Indeed, that (i.e. dotCloud) is also where Docker came from.
Managed VMs in the Google App Engine will be an interesting one to watch here in terms of an experiment in removing that cover.
Uday: "Obviously this isn't a mature technology yet. I'd imagine patterns (data volumes/containers acting only as data volumes) will emerge as containers get mainstream."
Very interesting idea, especially with storage technologies that are essentially file-system based, e.g. HDFS. I wonder what we'll see happening in this space.
Uday: "[Speaking of the trust question,] I'd imagine trusted vendors like Red Hat / Ubuntu (or perhaps someone new) will leverage their certified partner ecosystem to provide base images."

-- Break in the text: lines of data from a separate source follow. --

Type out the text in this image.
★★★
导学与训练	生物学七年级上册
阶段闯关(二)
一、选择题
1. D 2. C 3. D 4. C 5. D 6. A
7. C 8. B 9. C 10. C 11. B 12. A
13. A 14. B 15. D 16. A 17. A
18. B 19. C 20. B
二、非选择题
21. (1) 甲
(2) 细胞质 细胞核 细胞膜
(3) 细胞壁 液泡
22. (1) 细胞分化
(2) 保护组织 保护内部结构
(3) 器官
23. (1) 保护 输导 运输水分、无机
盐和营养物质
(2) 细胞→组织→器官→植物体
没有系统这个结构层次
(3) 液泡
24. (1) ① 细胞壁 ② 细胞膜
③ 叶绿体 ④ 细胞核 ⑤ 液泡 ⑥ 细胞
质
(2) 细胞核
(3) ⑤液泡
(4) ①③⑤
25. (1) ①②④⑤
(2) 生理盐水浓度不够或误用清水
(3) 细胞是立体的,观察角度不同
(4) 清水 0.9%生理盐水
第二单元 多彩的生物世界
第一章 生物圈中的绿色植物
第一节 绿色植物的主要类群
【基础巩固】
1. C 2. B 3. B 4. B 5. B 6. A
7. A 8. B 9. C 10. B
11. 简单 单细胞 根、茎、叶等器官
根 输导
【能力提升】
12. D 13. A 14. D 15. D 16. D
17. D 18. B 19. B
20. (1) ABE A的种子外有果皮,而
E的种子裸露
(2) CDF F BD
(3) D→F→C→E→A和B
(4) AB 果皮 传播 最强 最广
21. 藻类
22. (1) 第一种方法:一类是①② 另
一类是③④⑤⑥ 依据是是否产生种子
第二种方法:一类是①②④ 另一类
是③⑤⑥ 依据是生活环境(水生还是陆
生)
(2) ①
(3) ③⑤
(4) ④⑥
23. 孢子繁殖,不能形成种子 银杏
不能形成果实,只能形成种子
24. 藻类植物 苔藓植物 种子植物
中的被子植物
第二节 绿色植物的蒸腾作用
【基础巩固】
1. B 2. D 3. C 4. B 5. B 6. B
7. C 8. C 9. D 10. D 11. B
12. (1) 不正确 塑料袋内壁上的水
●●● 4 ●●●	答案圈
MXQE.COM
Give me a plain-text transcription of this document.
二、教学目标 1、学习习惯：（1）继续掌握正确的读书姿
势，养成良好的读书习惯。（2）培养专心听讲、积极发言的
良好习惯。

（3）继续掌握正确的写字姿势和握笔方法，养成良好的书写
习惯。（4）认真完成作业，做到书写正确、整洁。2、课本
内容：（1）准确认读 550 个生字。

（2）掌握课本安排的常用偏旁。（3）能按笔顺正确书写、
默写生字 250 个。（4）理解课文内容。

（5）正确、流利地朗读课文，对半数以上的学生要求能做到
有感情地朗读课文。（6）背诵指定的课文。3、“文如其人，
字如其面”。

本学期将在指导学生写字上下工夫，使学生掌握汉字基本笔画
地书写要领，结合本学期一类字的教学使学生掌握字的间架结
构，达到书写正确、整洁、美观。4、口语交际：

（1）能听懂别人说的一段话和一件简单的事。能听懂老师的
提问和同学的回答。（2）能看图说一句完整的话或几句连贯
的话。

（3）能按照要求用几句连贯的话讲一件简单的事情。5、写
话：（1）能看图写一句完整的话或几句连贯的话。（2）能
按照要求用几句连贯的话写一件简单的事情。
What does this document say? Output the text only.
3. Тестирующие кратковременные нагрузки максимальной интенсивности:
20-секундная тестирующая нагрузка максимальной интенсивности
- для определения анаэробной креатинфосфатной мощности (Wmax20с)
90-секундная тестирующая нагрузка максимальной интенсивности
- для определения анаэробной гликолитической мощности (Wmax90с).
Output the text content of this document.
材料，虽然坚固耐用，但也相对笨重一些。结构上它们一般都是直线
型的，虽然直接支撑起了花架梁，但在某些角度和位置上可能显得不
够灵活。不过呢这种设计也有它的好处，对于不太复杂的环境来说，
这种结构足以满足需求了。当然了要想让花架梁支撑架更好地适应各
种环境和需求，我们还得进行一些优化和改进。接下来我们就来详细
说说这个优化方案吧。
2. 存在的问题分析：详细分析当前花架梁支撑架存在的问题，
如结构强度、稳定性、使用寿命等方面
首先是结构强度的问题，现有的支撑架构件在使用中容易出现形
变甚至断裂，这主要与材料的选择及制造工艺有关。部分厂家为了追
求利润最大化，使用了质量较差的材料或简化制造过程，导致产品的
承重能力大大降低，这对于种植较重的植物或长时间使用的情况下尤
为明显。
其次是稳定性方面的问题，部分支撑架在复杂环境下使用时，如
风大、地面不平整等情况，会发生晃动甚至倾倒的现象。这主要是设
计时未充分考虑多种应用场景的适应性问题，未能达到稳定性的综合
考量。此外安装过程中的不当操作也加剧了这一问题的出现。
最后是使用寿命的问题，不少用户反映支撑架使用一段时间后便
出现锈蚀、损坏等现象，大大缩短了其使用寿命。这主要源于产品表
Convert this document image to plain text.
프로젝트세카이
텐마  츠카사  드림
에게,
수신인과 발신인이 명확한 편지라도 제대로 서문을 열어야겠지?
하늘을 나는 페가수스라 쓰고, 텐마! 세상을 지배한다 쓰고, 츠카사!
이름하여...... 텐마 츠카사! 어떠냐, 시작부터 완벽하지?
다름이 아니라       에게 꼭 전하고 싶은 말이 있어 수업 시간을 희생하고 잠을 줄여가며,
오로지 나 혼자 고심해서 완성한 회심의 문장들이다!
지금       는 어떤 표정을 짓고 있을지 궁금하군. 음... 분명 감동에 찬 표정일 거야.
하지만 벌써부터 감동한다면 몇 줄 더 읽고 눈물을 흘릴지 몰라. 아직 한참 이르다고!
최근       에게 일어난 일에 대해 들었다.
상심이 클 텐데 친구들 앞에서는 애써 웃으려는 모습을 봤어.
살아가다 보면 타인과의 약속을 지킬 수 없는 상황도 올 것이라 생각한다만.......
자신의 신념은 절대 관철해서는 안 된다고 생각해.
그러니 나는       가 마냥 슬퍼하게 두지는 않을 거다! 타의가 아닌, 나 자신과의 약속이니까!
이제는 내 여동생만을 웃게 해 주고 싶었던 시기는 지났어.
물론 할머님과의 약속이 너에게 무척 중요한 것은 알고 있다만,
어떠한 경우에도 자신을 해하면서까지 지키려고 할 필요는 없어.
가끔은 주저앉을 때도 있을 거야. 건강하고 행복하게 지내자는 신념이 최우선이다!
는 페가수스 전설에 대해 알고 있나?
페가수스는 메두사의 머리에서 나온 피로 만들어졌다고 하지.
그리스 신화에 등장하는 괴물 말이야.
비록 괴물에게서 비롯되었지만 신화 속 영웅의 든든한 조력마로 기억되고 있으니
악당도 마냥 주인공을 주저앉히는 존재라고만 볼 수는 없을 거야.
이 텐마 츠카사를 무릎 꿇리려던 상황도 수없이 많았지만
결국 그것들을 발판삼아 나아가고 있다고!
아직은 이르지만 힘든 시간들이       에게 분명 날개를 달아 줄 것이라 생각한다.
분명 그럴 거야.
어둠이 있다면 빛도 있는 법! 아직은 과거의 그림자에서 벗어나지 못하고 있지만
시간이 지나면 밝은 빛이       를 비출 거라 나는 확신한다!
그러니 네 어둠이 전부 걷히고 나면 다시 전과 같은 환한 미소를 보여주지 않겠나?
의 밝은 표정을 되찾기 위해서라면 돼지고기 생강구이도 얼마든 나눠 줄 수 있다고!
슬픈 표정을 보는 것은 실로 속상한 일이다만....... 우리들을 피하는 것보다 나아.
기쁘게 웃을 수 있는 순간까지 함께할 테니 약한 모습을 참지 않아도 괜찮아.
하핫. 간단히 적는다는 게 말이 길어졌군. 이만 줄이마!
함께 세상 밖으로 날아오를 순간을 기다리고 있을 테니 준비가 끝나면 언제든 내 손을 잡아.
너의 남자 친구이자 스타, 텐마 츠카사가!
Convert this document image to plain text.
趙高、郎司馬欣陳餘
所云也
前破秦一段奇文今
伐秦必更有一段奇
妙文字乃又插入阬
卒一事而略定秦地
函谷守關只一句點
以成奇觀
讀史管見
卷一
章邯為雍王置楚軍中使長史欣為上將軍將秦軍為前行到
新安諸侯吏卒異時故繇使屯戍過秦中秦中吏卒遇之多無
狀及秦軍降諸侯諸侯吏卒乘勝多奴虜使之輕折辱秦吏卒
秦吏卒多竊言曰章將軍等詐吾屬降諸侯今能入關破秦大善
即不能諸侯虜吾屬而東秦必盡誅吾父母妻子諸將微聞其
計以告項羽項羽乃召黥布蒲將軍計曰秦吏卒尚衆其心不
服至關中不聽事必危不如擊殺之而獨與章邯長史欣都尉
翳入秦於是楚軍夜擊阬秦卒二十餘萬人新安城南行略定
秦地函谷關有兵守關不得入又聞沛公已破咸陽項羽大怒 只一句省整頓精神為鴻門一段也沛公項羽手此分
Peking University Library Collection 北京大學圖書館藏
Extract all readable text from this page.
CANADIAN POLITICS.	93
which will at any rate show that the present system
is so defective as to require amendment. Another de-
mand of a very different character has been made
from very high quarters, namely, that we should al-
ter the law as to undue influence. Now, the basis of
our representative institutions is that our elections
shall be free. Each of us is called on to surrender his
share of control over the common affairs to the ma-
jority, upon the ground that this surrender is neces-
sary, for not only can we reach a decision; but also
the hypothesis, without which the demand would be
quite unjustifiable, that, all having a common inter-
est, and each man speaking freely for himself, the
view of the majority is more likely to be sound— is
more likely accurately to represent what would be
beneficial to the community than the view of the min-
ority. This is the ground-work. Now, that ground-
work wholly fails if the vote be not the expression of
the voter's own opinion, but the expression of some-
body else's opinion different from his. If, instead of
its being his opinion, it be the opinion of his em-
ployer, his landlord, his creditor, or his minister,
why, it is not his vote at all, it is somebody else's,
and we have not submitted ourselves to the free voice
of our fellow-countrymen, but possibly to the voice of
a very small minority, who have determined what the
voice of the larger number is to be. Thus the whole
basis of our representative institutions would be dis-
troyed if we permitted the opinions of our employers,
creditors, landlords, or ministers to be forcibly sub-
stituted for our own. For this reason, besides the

I think we're likely to see some kind of "layering" model here that will allow customizations on top of these base images in a controlled way. To me, one of most interesting features of Docker in this regard is precisely its file system layering approach. At present, it doesn't offer much fine-grained control, but I can easily imagine the following type of features:
- base images can mark certain parts of the file system as "off limits", i.e. not modifiable by overlays
- the "platform team" within an organization can mark certain parts of images as "off limits", and/or apply access control as to who can modify them with additional layers
- the platform team can enforce the fact that certain layers will always be mixed in, e.g. a layer that patches a vulnerable lib
- some kind of validation rules can be applied to the overall container definition (images and commands) to ensure everything conforms to certain rules
How/whether this can work with operating systems that do not do everything via the file system (a popular one out of Redmond comes to mind) remains a fascinating question.
Uday: "I look at containers as shipping boxes. When I order something online, the retailer does everything necessary to package my order safely and securely and the shipping company simply takes the item and transports it to its destination. There are a lot of intermediate hops before it reaches the destination but it's still the same box, no changes are made to the box.
A VM or a container are different types of boxes. It's up to the shipper which boxes they want to use to ship. Boxes though do not change how you build your product. Yes, if you want to reduce your shipping costs, you'll try and build something that can fit efficiently in a particular box but that's only if shipping is a major cost."
Interesting analogy. I certainly agree that the box (for suitably flexible box types) should not impact the content/product, as indeed all the vendors demonstrate that have a Vagrant base box, supported AMI, recommended Docker image etc. for the same thing. Containers as a shipping/deployment model are indeed a compelling story.
To continue the analogy a step further: the challenge I see here for large organizations is that you need to keep the boxes around. Unlike in the online retailer example, where you typically discard the box once you have taken your product out (and so it indeed doesn't matter which box was used), in this case, you basically need to keep and maintain the box somehow.
In other words, an enterprise functions almost as a large "container storage and processing facility", and in such a scenario you would most likely want to avoid
- having to support too many different container types or
- containers that contain potentially dangerous or known dangerous content.